Una settimana dopo fu diramata la versione definitiva del piano d’attacco, dal titolo “Sichelschnitt”, colpo di falce: il gruppo armate A nelle Ardenne passò da 22 a 45 divisioni, diventando il centro di gravità della manovra. Il resto è storia, e lo choc degli anglofrancesi portò a sopravvalutare enormemente la forza tedesca: si arrivò a ipotizzare che Hitler disponesse di circa 8000 carri, mentre la cifra esatta era di 2434, inferiore ai quasi 3000 francesi. La superiorità tedesca non risiedeva nei carri o nella fanteria (le 137 divisioni germaniche erano grosso modo numericamente eguali a quelle alleate), ma nell’aviazione, sia numericamente che operativamente (il supporto aereo sul campo era un concetto relativamente sconosciuto).

Ironia della sorte, c’era uno dall’altra parte che aveva capito le potenzialità del carro armato: l’allora colonnello Charles De Gaulle il quale, mentre i suoi colleghi facevano a gara nel celebrare la Linea Maginot, già nel 1934 dava alle stampe il suo Vers l’armée de métier, in cui propugnava un pugno corazzato di sei divisioni con 500 carri ciascuna in grado di portare velocemente la guerra nel territorio nemico per paralizzarlo. Il nemico era naturalmente la Germania, che con la paralisi della Ruhr avrebbe dovuto cessare di combattere.
De Gaulle, neanche a dirlo, non ebbe alcun successo presso gli alti gradi.

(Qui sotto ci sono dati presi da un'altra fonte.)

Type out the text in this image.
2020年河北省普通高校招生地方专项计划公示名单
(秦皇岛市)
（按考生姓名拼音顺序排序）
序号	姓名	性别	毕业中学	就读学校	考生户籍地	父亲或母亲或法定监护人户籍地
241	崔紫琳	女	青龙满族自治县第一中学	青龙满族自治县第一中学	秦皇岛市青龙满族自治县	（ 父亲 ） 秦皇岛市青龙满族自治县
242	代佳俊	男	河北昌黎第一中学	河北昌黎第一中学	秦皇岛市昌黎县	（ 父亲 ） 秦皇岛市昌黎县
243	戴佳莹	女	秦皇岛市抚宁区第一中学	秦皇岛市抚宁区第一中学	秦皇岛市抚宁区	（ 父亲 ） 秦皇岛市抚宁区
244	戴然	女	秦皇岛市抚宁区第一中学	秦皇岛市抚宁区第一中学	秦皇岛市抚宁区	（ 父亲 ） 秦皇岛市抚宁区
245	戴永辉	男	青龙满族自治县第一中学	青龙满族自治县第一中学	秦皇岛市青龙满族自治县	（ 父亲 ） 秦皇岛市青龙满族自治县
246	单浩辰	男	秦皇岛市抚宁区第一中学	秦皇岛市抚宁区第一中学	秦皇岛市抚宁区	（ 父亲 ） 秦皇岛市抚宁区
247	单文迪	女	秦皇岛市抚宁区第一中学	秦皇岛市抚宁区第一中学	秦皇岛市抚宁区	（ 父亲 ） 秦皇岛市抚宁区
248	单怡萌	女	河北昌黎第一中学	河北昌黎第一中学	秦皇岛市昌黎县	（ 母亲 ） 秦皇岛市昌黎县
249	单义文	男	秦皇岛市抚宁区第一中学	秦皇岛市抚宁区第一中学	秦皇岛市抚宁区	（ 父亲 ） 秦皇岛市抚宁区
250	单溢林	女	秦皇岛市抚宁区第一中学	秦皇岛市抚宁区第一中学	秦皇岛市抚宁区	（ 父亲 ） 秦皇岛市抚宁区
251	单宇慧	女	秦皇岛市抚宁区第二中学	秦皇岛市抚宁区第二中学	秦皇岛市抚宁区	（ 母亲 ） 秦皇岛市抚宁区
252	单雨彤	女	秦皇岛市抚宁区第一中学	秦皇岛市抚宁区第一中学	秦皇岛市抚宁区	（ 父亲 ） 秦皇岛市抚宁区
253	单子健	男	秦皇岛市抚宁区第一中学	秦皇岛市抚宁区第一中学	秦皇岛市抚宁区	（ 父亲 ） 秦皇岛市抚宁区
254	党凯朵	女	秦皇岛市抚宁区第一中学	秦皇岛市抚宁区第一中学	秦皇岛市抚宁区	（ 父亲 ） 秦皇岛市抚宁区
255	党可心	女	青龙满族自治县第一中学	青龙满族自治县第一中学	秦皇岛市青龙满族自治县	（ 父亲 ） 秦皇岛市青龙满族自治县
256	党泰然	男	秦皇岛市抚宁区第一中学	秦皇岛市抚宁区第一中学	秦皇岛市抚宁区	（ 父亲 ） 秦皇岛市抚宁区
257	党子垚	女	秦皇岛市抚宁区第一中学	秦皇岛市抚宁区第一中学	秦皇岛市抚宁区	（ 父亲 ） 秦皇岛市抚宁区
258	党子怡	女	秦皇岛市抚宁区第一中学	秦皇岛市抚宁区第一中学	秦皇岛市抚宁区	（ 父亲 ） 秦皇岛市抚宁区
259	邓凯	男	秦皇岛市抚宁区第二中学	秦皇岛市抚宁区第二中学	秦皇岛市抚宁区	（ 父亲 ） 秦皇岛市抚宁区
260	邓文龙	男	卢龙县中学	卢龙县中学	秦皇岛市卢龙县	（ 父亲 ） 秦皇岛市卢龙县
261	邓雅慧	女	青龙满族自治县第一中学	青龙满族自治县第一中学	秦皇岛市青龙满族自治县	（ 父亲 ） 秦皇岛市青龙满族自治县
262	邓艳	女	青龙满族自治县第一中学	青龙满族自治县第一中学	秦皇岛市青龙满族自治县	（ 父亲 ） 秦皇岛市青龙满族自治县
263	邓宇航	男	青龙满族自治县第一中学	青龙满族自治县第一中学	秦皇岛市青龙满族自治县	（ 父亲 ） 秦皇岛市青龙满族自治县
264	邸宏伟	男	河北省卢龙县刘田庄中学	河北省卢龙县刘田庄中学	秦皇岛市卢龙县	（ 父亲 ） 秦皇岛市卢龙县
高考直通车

Amara ironia, il 10 maggio 1940 i francesi avevano in linea proprio i 3000 carri desiderati da De Gaulle, però senza una dottrina operativa e un comandante capace. La differenza fondamentale non stava tanto nella diversa propensione al cambiamento nei due eserciti, dato che quello tedesco era poco meno burocratizzato e conservatore di quello francese, ma nel fatto che nel Reich esisteva un’autorità che aveva l’ultima parola su tutto ed era aperta alle innovazioni. De Gaulle non avrebbe potuto ontologicamente avere la possibilità che ebbe Von Manstein, altrimenti la storia sarebbe stata scritta diversamente.

Naturalmente, tutto ciò oggi sarebbe impossibile. La preparazione dell’attacco tedesco avvenne nella massima segretezza, un’utopia nell’era dei droni e dei satelliti che scannerizzano il territorio in tempo reale. Tuttavia alcune lezioni sono valide ancora oggi: in primis, non è tanto il numero a contare, quanto la capacità operativa. E poi, le risorse che si impiegano nella difesa dicono poco: i francesi spesero somme enormi nella linea Maginot, sia per costruirla che per guarnirla e rifornirla, mentre i tedeschi investivano nella Luftwaffe. In altri termini, quello che conta non è tanto quanto si spende, ma come lo si spende.